Modernisation in India has always meant demolition of heritage and imbibing the European derived conjectures. Mahatma Gandhi rightly said, “Urbanisation in India is a slow but sure death for her villages and villagers”, and it makes so much sense today when we see farmers being bullied by the government in selling their prime source of income-their lands, only to have a state capital which can accommodate contemporary concepts and architecture to add glitter to our infrastructure.


Merely following pre-derived theories might not be the correct approach for India. We need to define ‘modernisation’ using our own vocabulary. We once had a highly functioning urban civilisation void of Western influences, which makes a point that we might just be dependent on the foreign design policies without actually looking for insights from our own historic data.


Architecture should never be reviewed esoteric, especially when one thinks of its attributes. All the tangibles like planning, construction technologies, materials, aesthetics are key features but the present day cityscapes urge for the integration of the intangibles like temporality, human presence and tradition within the designing policies. Contemporary principles have their own unique contributions within the rise of Indian urbanscapes, but it is time to quote a new definition of modernism with the incorporation of our rich human value and our inherited resources.

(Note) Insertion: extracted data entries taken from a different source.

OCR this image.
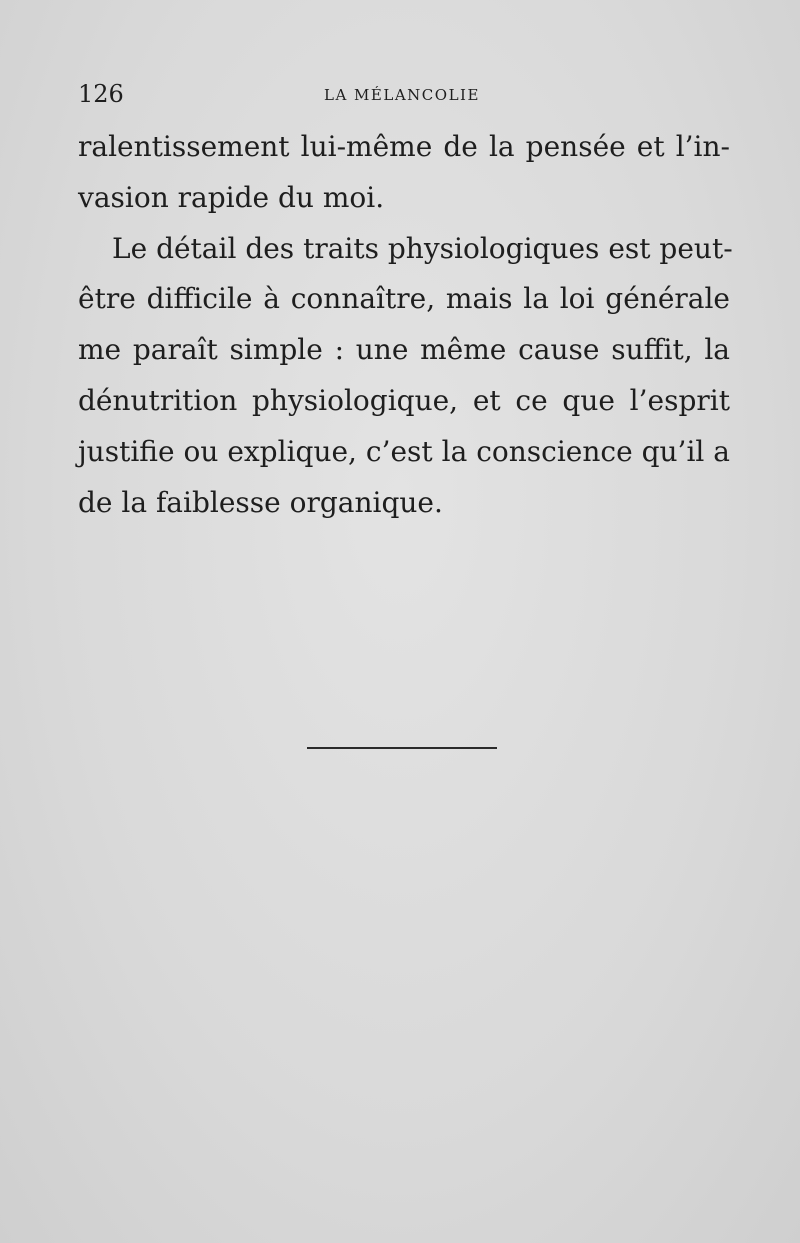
126	LA MÉLANCOLIE
ralentissement lui-même de la pensée et l’in-
vasion rapide du moi.
Le détail des traits physiologiques est peut-
être difficile à connaître, mais la loi générale
me paraît simple : une même cause suffit, la
dénutrition physiologique, et ce que l’esprit
justifie ou explique, c’est la conscience qu’il a
de la faiblesse organique.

The utmost necessary aspect for a country like India is to ‘unlearn’ the pre-dictated terms of urban culture. It is not the time to ‘rethink’ the modern urbanscapes but, ‘think’ from a new stance. Rethinking will only reshape the already existing paragons, but the true necessity lies in designing a new model which seamlessly binds the people and heritage within the modernist definition, bridging the gap between mankind and architecture. If modernisation in a country comes at the cost of its people and the cultural heritage, then it’s about time we show some compassion in our design processes and policies.


“Although the contemporary principles have their idiosyncratic positives but the conundrums about our heritage that they bring along are screaming for attention.”